Rabu, 02 Juli 2014

Cerpen: My Lovely Dear, Peri Kebahagiaan

Mengepak sayap kebebasan…
Melepas secuil luka penderitaan…
Buka mata menatap ke depan…
Meraih mimpi bersama harapan…

Namaku Iqbaal Dhiafakhri Ramadhan. Dulu aku adalah seorang superstar yang memiliki banyak penggemar dan juga followers yang berbaris - baris di twitter.  Tetapi itu hanyalah "Dulu". Dan semuanya berubah semenjak ada musibah yang menimpa keluarga kami.

Setahun yang lalu, kami pergi ke puncak untuk menyambut libur akhir tahun 2013. Di tengah perjalanan, kami bergembira ria. Bernyanyi, bercanda dan bersenda gurau. Sampai ada sebuah truk yang menyambut kami dengan lampu yang menyilaukan mata.

"Allahuakbar! Lailahailallah muhammadarasulullah...." Kami melantunkan bacaan itu bersama - sama, kemudian, "Braakkk!!!"

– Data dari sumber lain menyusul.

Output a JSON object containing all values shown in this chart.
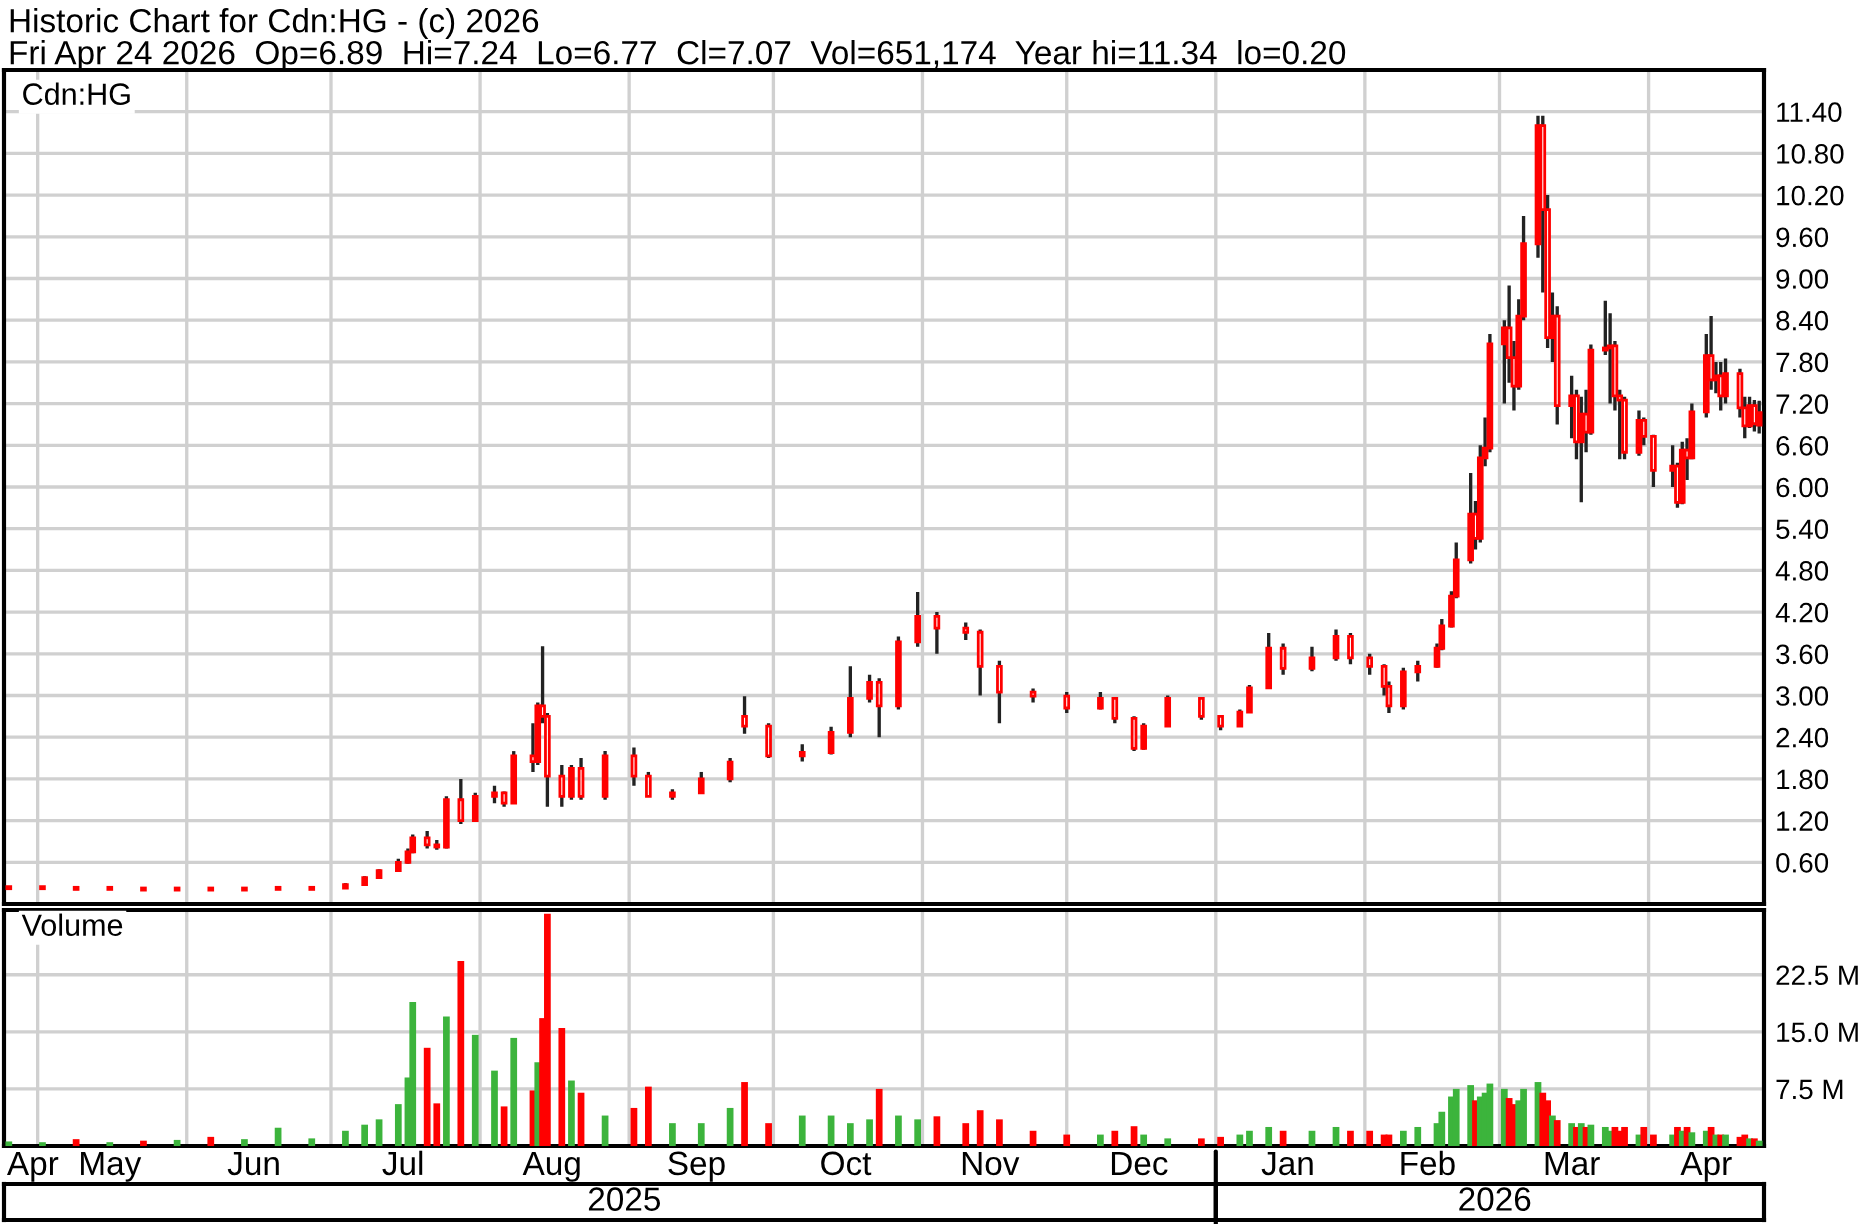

Dalam kejadian itu, hanya aku yang selamat walaupun tubuhku dipenuhi dengan luka bakar yang sampai sekarang masih ada bekasnya.

Karena peristiwa itu, setiap stasiun televisi dan berita hanya menayangkan aku, aku, dan aku. Gosip pun tak henti - hentinya menyerang. Sedangkan aku hanya bisa menangis di kamar, meratapi nasib dan tak tahu harus berbuat apa. Tak terhitung berapa kali aku mencoba untuk bunuh diri dan selalu gagal karena aku terlalu lemah dengan semua ini. Semua yang aku miliki telah hilang. Popularitas, fans, dan kepercayadirian. Kini aku hanya bisa duduk di kursi roda dengan tatapan kosong dan bungkam.

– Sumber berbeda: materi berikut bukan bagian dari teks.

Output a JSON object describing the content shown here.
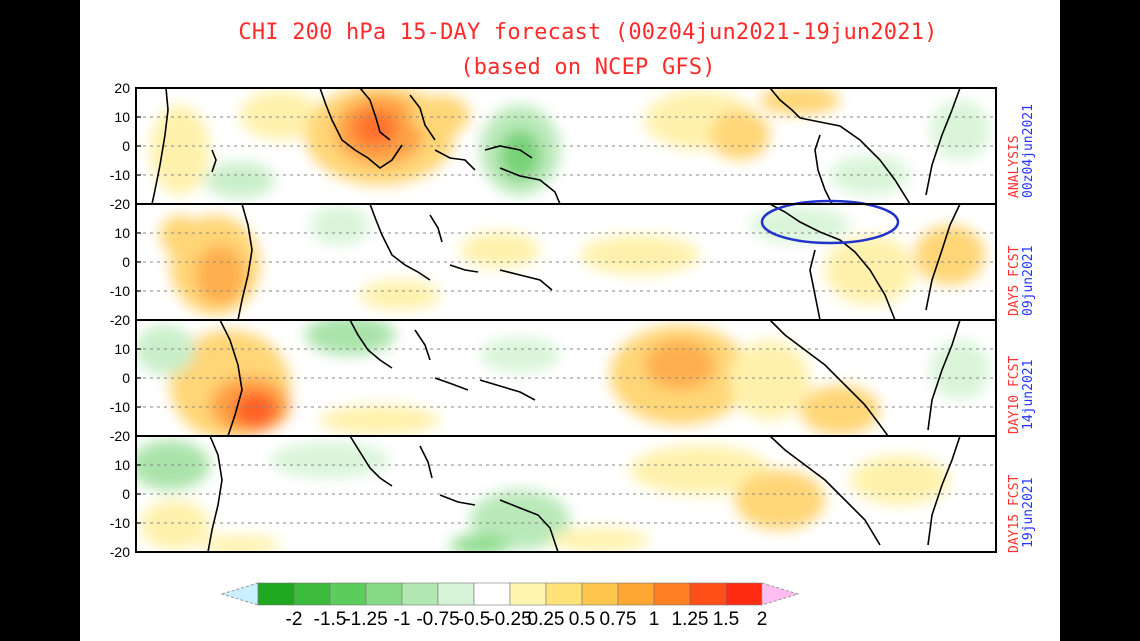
{
  "title": {
    "line1": "CHI 200 hPa 15-DAY forecast (00z04jun2021-19jun2021)",
    "line2": "(based on NCEP GFS)"
  },
  "panels": [
    {
      "id": "analysis",
      "label_top": "ANALYSIS",
      "label_bottom": "00z04jun2021"
    },
    {
      "id": "day5",
      "label_top": "DAY5 FCST",
      "label_bottom": "09jun2021"
    },
    {
      "id": "day10",
      "label_top": "DAY10 FCST",
      "label_bottom": "14jun2021"
    },
    {
      "id": "day15",
      "label_top": "DAY15 FCST",
      "label_bottom": "19jun2021"
    }
  ],
  "yticks": [
    "20",
    "10",
    "0",
    "-10",
    "-20"
  ],
  "colorbar": {
    "labels": [
      "-2",
      "-1.5",
      "-1.25",
      "-1",
      "-0.75",
      "-0.5",
      "-0.25",
      "0.25",
      "0.5",
      "0.75",
      "1",
      "1.25",
      "1.5",
      "2"
    ],
    "colors": [
      "#c8f0ff",
      "#1fa81f",
      "#3cba3c",
      "#5ccc5c",
      "#86da86",
      "#b1e8b1",
      "#d8f4d8",
      "#ffffff",
      "#fff5b0",
      "#ffe27a",
      "#ffc64e",
      "#ffa633",
      "#ff7f23",
      "#ff4f18",
      "#ff2a10",
      "#ffbdf0"
    ]
  },
  "annotation": {
    "shape": "ellipse",
    "color": "#2233cc"
  }
}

"Iqbaal!" Suara itu tiba - tiba mengagetkanku. Itu Tante Irma, yang merawat aku semenjak kejadian itu. Aku langsung mengusap kedua buah mataku yang seringkali basah tanpa aku sadari. "Kamu nangis lagi? Sudah.... sudah.... nggak usah dipikirin terus.... Guru home schooling kamu sudah datang, tuh. Ayo!"

Aku hanya mengangguk dan memutar kursi rodaku ke ruang keluarga. Aku tak pernah mengucapkan sepatah kata pun sejak setahun yang lalu. Aku hanya ingin menangis, menangis, dan menangis- tak kuat merasakan kehilangan semua yang kumiliki dalam sekejap.

Dulu aku cinta sekolah dan aku selalu bersemangat. Tetapi itu dulu. Sekarang aku hanya asal - asalan ikut. Bahkan semua prestasi yang aku ukir sudah tidak ada gunanya lagi. Semua tinggal kenangan. Bahkan aku tak terlalu memperhatikan saat guru menerangkan pelajarannya. Itu semua tidak penting lagi bagiku.

Akhirnya sekolah selesai juga. Dan aku ingin menyendiri lagi. Mengantar guruku ke depan pintu sudah cukup. Depan pintu itu batasku ke luar. Karena aku benci dunia luar.

"Iqbaal!" Tanteku berlari ke arahku dan langsung memelukku. "Sampai kapan kamu begini terus? Mau sampai kapan?!"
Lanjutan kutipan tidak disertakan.